Dava dilekçesinde araçta oluşan değer kaybı ve hasar için 7.664,10 TL nin tahsili talep edilmiş olup, hüküm fıkrası 5 nolu bendinde”24/07/2019 tarihli 6842643422 fatura nolu fatura bedelinin davalı Nalak Konuk’dan tahsiline” karar verilmiş olup, fatura bedeli yazılmaksızın infaza elverişli olmayacak şekilde hüküm kurulması isabetsiz ise de, yargılama giderine yönelik açık istinaf sebebi bulunmamakla yanlışlığa değinilmekle yetinilmiştir.
6100 sayılı HMK’ 355. maddesi gereğince istinaf yoluna başvuranın sıfatına ve istinaf konusu yapılan nedenlere ve kamu düzeni ile sınırlı olarak yapılan inceleme sonucunda, ilk derece mahkemesin kararı usul ve yasaya uygun olması nedeniyle davalılar Nalan Konuk ve Eureko Sigorta vekillerinin istinaf taleplerinin ayrı ayrı reddine dair aşağıdaki şekilde hüküm kurulmuştur.

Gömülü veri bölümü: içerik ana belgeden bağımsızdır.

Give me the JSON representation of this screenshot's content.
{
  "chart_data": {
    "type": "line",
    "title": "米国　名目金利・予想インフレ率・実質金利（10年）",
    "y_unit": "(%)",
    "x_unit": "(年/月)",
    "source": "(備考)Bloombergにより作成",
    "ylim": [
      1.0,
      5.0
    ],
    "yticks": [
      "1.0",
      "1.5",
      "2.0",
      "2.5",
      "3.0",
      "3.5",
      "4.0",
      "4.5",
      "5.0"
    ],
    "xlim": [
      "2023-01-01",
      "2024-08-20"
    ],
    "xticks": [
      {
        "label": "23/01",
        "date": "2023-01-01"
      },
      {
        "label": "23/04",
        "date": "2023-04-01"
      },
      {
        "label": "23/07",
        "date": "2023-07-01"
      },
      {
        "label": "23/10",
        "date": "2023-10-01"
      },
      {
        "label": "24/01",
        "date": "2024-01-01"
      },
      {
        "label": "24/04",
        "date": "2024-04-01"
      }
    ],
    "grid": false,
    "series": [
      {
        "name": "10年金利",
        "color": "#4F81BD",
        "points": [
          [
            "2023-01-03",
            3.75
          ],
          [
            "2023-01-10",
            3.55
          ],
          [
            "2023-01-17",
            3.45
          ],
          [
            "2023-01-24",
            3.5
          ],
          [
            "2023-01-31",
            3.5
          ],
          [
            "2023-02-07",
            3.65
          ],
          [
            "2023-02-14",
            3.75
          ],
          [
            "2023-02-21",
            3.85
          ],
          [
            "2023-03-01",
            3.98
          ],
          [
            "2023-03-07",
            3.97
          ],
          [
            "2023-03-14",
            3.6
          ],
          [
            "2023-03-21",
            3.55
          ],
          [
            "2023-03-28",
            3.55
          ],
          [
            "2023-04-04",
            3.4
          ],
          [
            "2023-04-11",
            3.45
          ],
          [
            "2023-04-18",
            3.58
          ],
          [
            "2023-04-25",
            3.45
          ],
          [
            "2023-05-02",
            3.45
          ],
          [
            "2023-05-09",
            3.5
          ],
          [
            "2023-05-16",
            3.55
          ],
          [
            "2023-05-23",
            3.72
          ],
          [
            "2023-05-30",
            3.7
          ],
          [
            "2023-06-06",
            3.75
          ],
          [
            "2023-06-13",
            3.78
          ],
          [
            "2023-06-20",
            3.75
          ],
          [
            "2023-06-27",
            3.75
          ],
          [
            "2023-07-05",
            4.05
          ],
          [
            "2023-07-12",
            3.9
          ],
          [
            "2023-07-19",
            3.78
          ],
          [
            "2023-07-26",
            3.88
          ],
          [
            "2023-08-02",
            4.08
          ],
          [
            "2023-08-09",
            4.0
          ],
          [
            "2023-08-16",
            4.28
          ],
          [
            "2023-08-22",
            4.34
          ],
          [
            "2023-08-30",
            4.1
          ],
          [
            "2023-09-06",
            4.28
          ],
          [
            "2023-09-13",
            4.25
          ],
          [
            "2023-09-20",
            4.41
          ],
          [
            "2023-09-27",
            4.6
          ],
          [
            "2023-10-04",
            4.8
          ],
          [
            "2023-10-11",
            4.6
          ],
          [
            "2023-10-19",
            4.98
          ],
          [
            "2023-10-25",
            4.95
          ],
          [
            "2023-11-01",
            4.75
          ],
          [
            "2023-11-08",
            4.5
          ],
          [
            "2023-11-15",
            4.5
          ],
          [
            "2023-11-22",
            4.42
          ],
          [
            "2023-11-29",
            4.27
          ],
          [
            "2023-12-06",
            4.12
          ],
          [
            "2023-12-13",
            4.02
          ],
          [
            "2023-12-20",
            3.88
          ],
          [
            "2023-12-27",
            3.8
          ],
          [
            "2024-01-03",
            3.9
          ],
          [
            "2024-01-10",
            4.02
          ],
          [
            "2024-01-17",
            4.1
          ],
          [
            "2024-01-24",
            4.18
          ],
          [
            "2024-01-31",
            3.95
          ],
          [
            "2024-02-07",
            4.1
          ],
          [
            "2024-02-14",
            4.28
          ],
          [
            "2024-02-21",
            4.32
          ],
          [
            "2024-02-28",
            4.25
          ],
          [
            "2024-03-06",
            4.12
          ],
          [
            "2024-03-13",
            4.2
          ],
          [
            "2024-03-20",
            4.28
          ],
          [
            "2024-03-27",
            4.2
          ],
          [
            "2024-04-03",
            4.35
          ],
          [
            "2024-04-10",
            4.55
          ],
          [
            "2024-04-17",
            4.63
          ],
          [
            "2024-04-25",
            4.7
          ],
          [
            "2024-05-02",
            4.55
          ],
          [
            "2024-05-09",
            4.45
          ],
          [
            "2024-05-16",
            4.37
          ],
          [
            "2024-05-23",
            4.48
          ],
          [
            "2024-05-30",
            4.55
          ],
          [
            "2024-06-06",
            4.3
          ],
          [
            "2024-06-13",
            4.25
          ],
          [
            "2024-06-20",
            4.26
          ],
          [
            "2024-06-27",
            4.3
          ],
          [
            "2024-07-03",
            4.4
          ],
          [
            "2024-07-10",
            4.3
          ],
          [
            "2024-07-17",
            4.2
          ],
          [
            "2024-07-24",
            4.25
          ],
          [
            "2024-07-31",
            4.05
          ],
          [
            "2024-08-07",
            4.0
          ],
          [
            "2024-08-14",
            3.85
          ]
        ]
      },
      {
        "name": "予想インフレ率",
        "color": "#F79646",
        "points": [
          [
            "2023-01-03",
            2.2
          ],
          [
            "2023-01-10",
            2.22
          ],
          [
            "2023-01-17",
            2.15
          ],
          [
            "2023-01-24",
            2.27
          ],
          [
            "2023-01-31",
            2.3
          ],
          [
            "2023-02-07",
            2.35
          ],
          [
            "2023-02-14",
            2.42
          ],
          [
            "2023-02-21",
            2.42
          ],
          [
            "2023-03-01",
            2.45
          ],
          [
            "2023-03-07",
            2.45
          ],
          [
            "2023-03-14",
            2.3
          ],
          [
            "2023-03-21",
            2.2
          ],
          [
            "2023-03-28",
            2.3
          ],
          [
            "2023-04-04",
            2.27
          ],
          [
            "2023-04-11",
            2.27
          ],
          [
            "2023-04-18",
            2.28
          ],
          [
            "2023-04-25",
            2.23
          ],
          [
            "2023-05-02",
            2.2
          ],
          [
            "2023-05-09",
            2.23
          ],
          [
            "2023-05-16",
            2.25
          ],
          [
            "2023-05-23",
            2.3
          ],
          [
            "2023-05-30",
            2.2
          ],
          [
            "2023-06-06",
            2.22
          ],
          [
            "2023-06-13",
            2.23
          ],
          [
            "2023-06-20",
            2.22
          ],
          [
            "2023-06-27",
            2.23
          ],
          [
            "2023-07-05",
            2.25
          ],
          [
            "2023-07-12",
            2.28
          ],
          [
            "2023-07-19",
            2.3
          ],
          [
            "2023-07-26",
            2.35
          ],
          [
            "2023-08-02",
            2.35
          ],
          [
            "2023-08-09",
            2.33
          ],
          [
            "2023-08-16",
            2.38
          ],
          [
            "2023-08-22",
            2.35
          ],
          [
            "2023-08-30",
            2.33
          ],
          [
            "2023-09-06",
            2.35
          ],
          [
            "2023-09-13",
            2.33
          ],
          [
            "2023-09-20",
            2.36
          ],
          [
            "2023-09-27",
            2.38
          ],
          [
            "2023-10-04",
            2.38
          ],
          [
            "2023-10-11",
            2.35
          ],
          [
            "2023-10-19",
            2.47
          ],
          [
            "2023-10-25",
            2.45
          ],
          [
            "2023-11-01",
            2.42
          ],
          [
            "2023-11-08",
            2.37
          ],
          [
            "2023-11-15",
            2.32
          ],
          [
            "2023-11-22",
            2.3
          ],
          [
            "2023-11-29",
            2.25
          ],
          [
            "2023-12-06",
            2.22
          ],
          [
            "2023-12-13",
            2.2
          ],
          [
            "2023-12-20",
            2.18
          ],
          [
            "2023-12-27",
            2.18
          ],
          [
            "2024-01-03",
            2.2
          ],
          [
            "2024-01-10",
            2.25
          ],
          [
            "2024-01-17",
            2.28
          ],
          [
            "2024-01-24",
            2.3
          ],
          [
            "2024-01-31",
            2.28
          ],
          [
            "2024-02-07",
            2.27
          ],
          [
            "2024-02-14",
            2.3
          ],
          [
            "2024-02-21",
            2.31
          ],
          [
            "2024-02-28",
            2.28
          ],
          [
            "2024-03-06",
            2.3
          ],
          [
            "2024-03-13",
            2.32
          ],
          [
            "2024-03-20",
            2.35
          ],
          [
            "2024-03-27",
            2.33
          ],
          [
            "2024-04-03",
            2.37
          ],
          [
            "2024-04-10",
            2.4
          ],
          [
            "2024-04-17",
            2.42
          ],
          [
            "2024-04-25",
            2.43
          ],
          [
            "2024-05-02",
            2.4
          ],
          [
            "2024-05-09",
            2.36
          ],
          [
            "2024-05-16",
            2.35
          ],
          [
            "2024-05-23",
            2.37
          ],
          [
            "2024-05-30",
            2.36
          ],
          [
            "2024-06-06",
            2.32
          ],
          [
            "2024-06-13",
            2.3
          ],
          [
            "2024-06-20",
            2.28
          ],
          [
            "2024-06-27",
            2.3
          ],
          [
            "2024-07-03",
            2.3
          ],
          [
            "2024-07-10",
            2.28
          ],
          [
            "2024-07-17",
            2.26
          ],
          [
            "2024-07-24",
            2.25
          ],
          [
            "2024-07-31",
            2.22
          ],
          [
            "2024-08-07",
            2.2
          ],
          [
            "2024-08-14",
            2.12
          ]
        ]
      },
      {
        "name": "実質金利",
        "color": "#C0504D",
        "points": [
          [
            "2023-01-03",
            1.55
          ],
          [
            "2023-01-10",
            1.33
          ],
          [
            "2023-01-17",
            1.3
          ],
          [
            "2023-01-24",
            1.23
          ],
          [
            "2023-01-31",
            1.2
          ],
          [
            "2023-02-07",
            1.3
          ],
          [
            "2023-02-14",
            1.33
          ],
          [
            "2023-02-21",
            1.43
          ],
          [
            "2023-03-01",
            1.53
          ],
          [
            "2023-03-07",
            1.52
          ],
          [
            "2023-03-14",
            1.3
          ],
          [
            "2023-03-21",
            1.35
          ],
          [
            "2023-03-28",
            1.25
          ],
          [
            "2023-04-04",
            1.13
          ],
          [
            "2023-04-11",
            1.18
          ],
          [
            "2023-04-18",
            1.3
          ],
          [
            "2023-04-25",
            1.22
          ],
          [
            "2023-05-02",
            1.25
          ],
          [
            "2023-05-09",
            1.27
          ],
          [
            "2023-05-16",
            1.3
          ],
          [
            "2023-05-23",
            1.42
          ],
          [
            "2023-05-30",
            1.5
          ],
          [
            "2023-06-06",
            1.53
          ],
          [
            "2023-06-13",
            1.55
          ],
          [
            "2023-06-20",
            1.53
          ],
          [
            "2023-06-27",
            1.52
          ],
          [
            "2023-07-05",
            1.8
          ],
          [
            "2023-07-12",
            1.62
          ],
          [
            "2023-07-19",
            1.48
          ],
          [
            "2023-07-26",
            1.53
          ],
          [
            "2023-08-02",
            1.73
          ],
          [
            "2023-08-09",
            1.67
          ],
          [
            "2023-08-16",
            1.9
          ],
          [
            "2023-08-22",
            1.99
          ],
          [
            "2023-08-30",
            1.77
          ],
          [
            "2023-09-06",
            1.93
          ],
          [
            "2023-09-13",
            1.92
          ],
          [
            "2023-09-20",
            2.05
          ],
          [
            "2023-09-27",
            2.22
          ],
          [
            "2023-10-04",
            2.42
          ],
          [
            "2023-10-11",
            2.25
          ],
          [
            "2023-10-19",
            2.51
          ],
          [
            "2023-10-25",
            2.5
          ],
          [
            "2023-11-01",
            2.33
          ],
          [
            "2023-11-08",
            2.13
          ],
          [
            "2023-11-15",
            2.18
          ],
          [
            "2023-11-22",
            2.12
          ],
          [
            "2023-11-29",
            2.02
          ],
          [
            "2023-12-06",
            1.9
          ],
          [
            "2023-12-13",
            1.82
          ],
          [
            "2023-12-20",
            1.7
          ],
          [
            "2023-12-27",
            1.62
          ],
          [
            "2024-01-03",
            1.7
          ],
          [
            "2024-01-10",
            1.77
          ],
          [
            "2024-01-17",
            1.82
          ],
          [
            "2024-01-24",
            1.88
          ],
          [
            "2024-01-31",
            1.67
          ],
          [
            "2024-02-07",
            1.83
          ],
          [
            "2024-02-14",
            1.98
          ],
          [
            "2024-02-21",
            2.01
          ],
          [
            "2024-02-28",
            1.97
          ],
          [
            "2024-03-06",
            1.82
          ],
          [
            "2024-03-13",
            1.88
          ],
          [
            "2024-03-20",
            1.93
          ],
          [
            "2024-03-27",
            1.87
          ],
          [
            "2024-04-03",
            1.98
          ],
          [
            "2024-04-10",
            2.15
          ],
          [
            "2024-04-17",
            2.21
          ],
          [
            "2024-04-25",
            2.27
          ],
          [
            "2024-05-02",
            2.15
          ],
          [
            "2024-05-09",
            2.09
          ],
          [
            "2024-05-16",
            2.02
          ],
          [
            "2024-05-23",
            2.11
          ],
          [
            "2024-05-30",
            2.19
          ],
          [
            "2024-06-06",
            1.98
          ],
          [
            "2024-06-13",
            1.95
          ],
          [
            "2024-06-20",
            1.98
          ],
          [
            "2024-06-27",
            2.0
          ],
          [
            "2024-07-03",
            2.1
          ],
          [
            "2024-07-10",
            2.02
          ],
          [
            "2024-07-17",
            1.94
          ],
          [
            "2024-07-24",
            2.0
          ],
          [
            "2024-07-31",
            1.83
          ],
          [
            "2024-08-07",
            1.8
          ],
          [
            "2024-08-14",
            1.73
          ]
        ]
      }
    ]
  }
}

HÜKÜM: Gerekçesi yukarıda açıklandığı üzere;
1- Bursa 2. Asliye Ticaret Mahkemesi’nin 02/02/2021 tarih ve 2018/1052 – 2021/75 sayılı kararının usul ve esas yönünden hukuka uygun olduğu anlaşıldığından HMK 353/1-b-1 hükmü gereğince davalı Nalan Konuk vekilinin ve davalı Eureko Sigorta A.Ş. vekilinin istinaf kanun yolu başvurularının ayrı ayrı ESASTAN REDDİNE,
2-İstinaf kanun yoluna başvuran davalı Nalan Konuk tarafından yatırılması gereken 523,53.-TL istinaf karar harcından peşin alınan 131,30.-TL harcın mahsubu ile eksik kalan 392,23.-TL istinaf karar harcının davalı Nalan Konuk’tan alınarak hazineye irat kaydına,
3-İstinaf kanun yoluna başvuran davalı Eureko Sigorta A.Ş. tarafından yatırılması gereken 523,53.-TL istinaf karar harcından peşin alınan 130,88.-TL harcın mahsubu ile eksik kalan 392,65.-TL istinaf karar harcının davalı Eureko Sigorta A.Ş.’den alınarak hazineye irat kaydına,
4-Karar tebliğ işlemlerinin ilk derece mahkemesince yapılmasına,
5-İstinaf yargılaması sırasında duruşma açılmadığından vekalet ücreti takdirine yer olmadığına,
6-İstinaf yargılama giderinin istinafa başvuran taraflar üzerinde bırakılmasına,
Dair, dosya üzerinden yapılan inceleme sonunda 6100 sayılı HMK 362/1-a. hükmü uyarınca kesin olmak üzere 10/05/2022 tarihinde oy birliği ile karar verildi.